Thank you very much. I want to tell you about the results of a randomised trial we have done of an intervention that we’ve developed really over the last ten years. It has been a labour of love and it has focussed on people with metastatic and advanced cancer. The term ‘Managing cancer: living meaningfully’ or the acronym CALM refers to the fact that the intervention addresses both the practical problems that people face, and there are many – how do I manage my pain, my symptoms – but also the profound problems and issues that people face – what is the meaning of my life that having a terminal diagnosis brings?
Although these problems and challenges with metastatic and advanced cancer, cancers where people might have a prognosis of 12-18 months, although these issues and challenges are predictable and cause a lot of distress there hasn’t been a routine or systematic approach to help people with these problems. So we’ve developed a novel psychotherapy to alleviate and prevent distress and to help people manage these difficulties; it’s relatively brief, at least in the world of psychotherapy, 3-6 sessions. It’s delivered by trained therapists and it supports reflection in four broad domains – symptom management and communication with healthcare providers; treatment decisions; all the changes in self-concept, how we feel about ourselves when we have a disease which affects every aspect of our physical being and our life; and the changes in relationships, our need to depend on other people, for example, when we have a progressive disease. The sense of meaning and purpose in our life, that’s something we all need to think about but having a disease which creates a prognosis of 12-18 months heightens that dilemma, and helping people deal with fears, concerns about the future.
As I said, the participants in a study like this are patients with advanced cancer. These are adults, fluent in English without cognitive impairment. They were randomised either to the invention with usual care or to usual care alone and depressive symptoms, measured by the PHQ-9 were the primary outcome with a variety of secondary outcomes and we had assessments at baseline, three months and at six months, three months being the primary endpoint.

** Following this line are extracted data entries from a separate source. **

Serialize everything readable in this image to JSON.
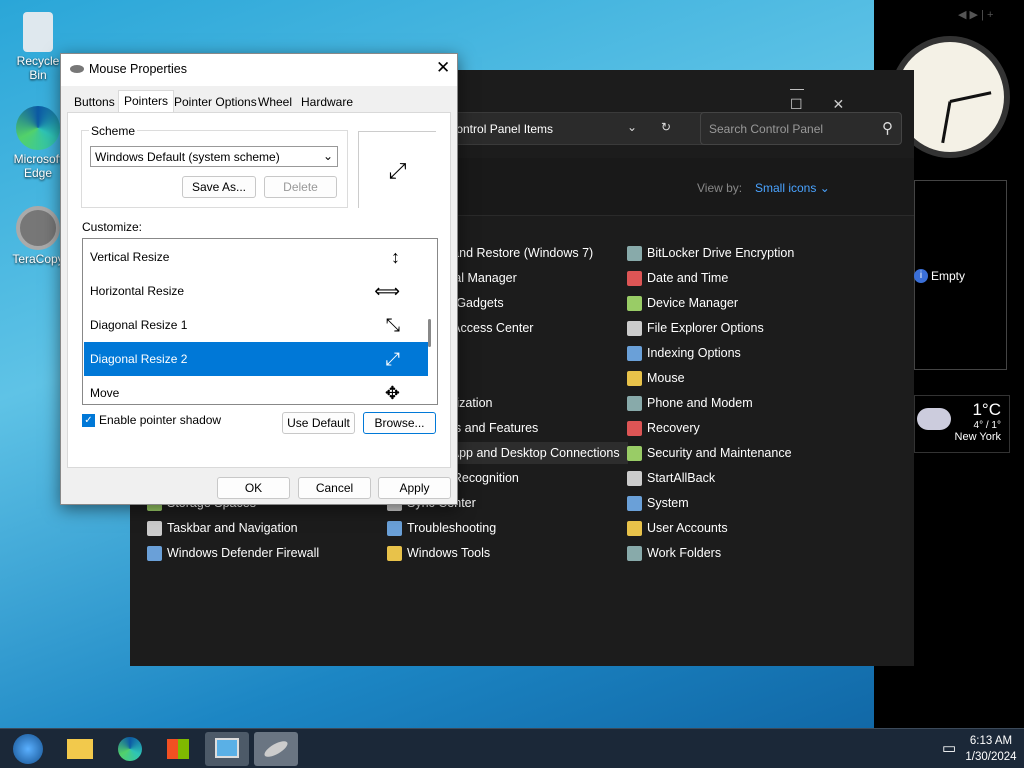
{
  "desktop": {
    "icons": [
      {
        "label": "Recycle Bin"
      },
      {
        "label": "Microsoft Edge"
      },
      {
        "label": "TeraCopy"
      }
    ]
  },
  "gadgets": {
    "slideshow_status": "Empty",
    "weather": {
      "temp": "1°C",
      "range": "4° / 1°",
      "city": "New York"
    },
    "clock": {
      "time": "6:13"
    }
  },
  "control_panel": {
    "address": "All Control Panel Items",
    "search_placeholder": "Search Control Panel",
    "view_by_label": "View by:",
    "view_by_value": "Small icons",
    "col1": [
      "",
      "",
      "",
      "",
      "",
      "",
      "",
      "",
      "",
      "",
      "Storage Spaces",
      "Taskbar and Navigation",
      "Windows Defender Firewall"
    ],
    "col2": [
      "Backup and Restore (Windows 7)",
      "Credential Manager",
      "Desktop Gadgets",
      "Ease of Access Center",
      "",
      "",
      "Personalization",
      "Programs and Features",
      "RemoteApp and Desktop Connections",
      "Speech Recognition",
      "Sync Center",
      "Troubleshooting",
      "Windows Tools"
    ],
    "col3": [
      "BitLocker Drive Encryption",
      "Date and Time",
      "Device Manager",
      "File Explorer Options",
      "Indexing Options",
      "Mouse",
      "Phone and Modem",
      "Recovery",
      "Security and Maintenance",
      "StartAllBack",
      "System",
      "User Accounts",
      "Work Folders"
    ],
    "hovered": "RemoteApp and Desktop Connections"
  },
  "dialog": {
    "title": "Mouse Properties",
    "tabs": [
      "Buttons",
      "Pointers",
      "Pointer Options",
      "Wheel",
      "Hardware"
    ],
    "active_tab": "Pointers",
    "scheme_label": "Scheme",
    "scheme_value": "Windows Default (system scheme)",
    "save_as": "Save As...",
    "delete": "Delete",
    "customize_label": "Customize:",
    "pointers": [
      {
        "name": "Vertical Resize",
        "glyph": "↕"
      },
      {
        "name": "Horizontal Resize",
        "glyph": "⟺"
      },
      {
        "name": "Diagonal Resize 1",
        "glyph": "⤡"
      },
      {
        "name": "Diagonal Resize 2",
        "glyph": "⤢"
      },
      {
        "name": "Move",
        "glyph": "✥"
      }
    ],
    "selected_pointer": "Diagonal Resize 2",
    "preview_glyph": "⤢",
    "shadow_label": "Enable pointer shadow",
    "shadow_checked": true,
    "use_default": "Use Default",
    "browse": "Browse...",
    "ok": "OK",
    "cancel": "Cancel",
    "apply": "Apply"
  },
  "taskbar": {
    "time": "6:13 AM",
    "date": "1/30/2024"
  },
  "colors": {
    "accent": "#0078d7",
    "link": "#4aa3ff"
  }
}
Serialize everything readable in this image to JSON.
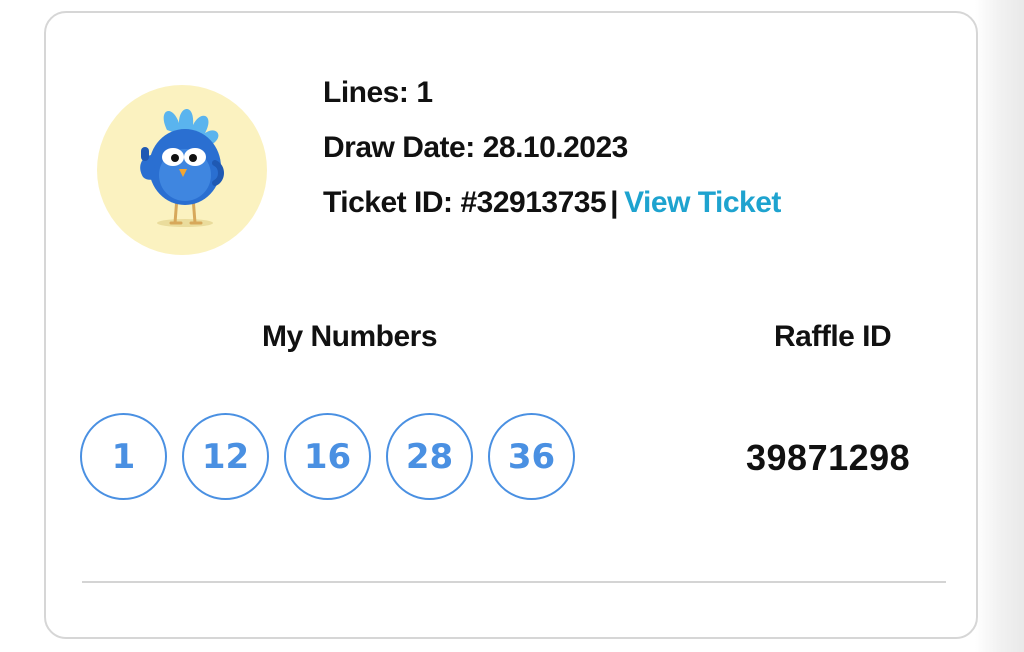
{
  "ticket": {
    "lines_label": "Lines:",
    "lines_value": "1",
    "draw_date_label": "Draw Date:",
    "draw_date_value": "28.10.2023",
    "ticket_id_label": "Ticket ID:",
    "ticket_id_value": "#32913735",
    "separator": "|",
    "view_ticket_label": "View Ticket"
  },
  "numbers_section": {
    "label": "My Numbers",
    "numbers": [
      "1",
      "12",
      "16",
      "28",
      "36"
    ]
  },
  "raffle_section": {
    "label": "Raffle ID",
    "value": "39871298"
  },
  "colors": {
    "accent_link": "#1ea3cf",
    "ball_blue": "#4a90e2",
    "avatar_bg": "#fbf2c0"
  },
  "icons": {
    "avatar": "bird-mascot-thumbs-up-icon"
  }
}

What we found is that we had a significant effect on the primary outcome at the primary endpoint, depressive symptoms at three months, and these effects were actually strengthened at six months. Now, in terms of the meaning, what is the significance of that reduction? We found that there was a clinically meaningful reduction in depression in 52% of the CALM group compared to 33% of the usual care group and in 65% versus 35% at six months. That’s greater than five points on this scale of depression.
We also found that not only did it treat depression but it also had a preventive effect so that participants who were not depressed at baseline were less likely to be depressed at three months. There were a variety of secondary outcomes which also favoured the intervention: the extent to which people felt they could talk and feel understood about the impact of cancer; manage feelings about the cancer in the future; communicate with their healthcare team and their family; deal with challenges in their relationships; clarify their values and beliefs and prepare for the end of life.
What do we conclude? That CALM appears to be an effective intervention that alleviates distress in people with advanced or metastatic cancer and helps them to manage the profound and the practical problems that they face. We found that there is great generalisability to this intervention; we have now trained people in more than twenty countries including in Europe, in the Middle East, in Asia and in South America, and we’re now in the process of establishing a global network to train health professionals including oncologists, doctors, nurses, psychologists, psychiatrists in delivering CALM and evaluating its effectiveness and feasibility in all of the geographic settings that we have represented at this meeting and beyond.